Major coins (7D performance)

  • Bitcoin (BTC): $67,249
    • 7D: +1.39%, 30D –5.13%, 90D –26.50%
  • Ethereum (ETH): $2,062
    • 7D: +3.47%, 30D –0.51%, 90D –34.38%

Why so sluggish?

  1. High‑rate, strong‑dollar headwinds

    • In a world where Treasuries and cash now pay meaningful interest and the Fed is in no rush to cut, non‑yielding, high‑volatility assets like Bitcoin look less compelling on a risk‑adjusted basis. (reddit.com)
  2. Mixed signals from regulation and institutional adoption

    • There are eye‑catching developments – such as moves toward bitcoin‑backed bonds or new legal fights over crypto classifications – but no single story this week was strong enough to overpower the macro headwinds. (ts2.tech)

Why it matters for you

  • If you ramped up crypto allocations in the last quarter, your portfolio is likely carrying significantly higher volatility today.
  • This week’s small bounce looks more like a technical rebound in a downtrend than the start of a new bull market, especially while oil is spiking and the Fed is on hold.

Final session (1D) snapshot

  • On the last day of the week, BTC +0.44% and ETH +0.43% – a calm session that barely dents the sizable three‑month drawdown.

What to Watch Next Week: Jobs, Inflation, and Hormuz

Three main drivers are on deck for the coming week:

  1. Labor data after the March payrolls release

    • The March nonfarm payrolls report (released April 3) sets the tone, and markets will parse follow‑up labor metrics for signs of either gradual cooling or sudden weakness. (gramercy.com)
    • A sharp slowdown could pull yields down and support bonds, while a resilient labor market could extend the higher‑for‑longer narrative.
  2. Inflation data – CPI, PPI, and then PCE on April 10

    • The Fed pegs 2026 inflation at about 2.7%, but some forecasters see a path toward 4%+ if energy stays hot. (fool.com)
    • Next week’s prints will help answer: “Is this oil‑driven flare‑up, or a broader inflation re‑acceleration?”
    • The answer will shape the direction of Treasury yields, the dollar, and growth stocks.
  3. The Iran–Strait of Hormuz deadline around April 6

    • A meaningful de‑escalation could spark a sharp pullback in oil, ease inflation fears, and support risk assets.
    • Escalation or missed deadlines could mean even higher oil, renewed pressure on stocks, and another leg higher for yields. (gramercy.com)

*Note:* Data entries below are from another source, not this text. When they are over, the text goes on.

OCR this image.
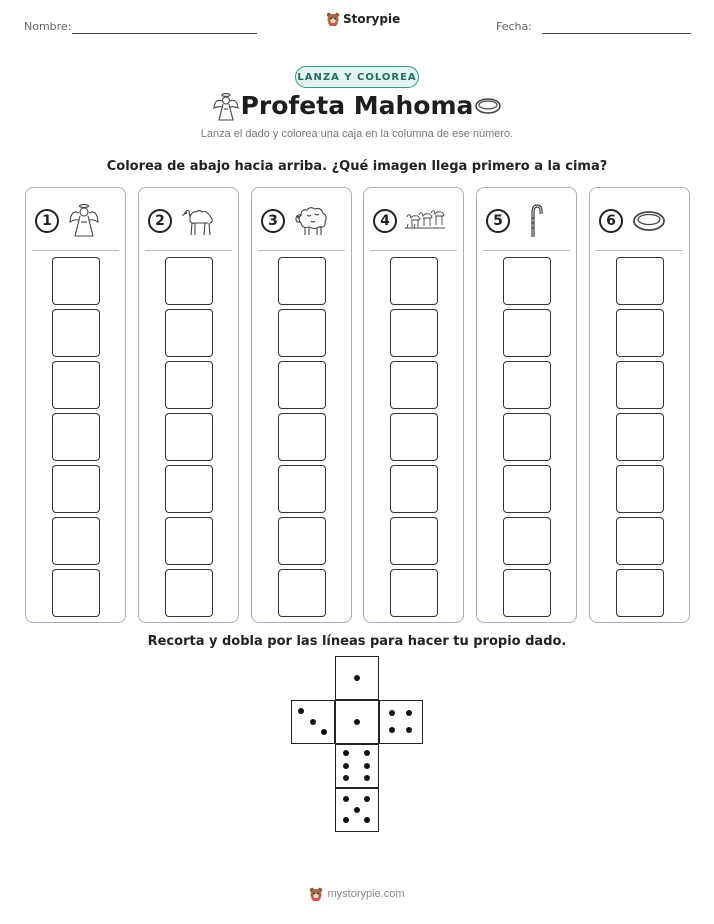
Nombre:
Storypie
Fecha:
LANZA Y COLOREA
Profeta Mahoma
Lanza el dado y colorea una caja en la columna de ese número.
Colorea de abajo hacia arriba. ¿Qué imagen llega primero a la cima?
1	2	3	4	5	6
Recorta y dobla por las líneas para hacer tu propio dado.
mystorypie.com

Bottom line: This is a time to check your speed, not floor the gas

This week looked like a market catching its breath after March’s shock:

  • Yields dipped from very elevated levels but stayed high,
  • The dollar remained firm,
  • Oil surged into the geopolitical deadline,
  • Stocks and crypto bounced, but not enough to erase recent damage.

For most investors, the focus now should be less on calling the exact bottom or top and more on:

  • Ensuring your portfolio can handle more volatility,
  • Avoiding excessive leverage in a headline‑driven market,
  • Watching how the three main forces – rates, inflation, and war – interact over the next few weeks.

This content is for informational purposes only and does not constitute a recommendation to invest in any specific security or asset.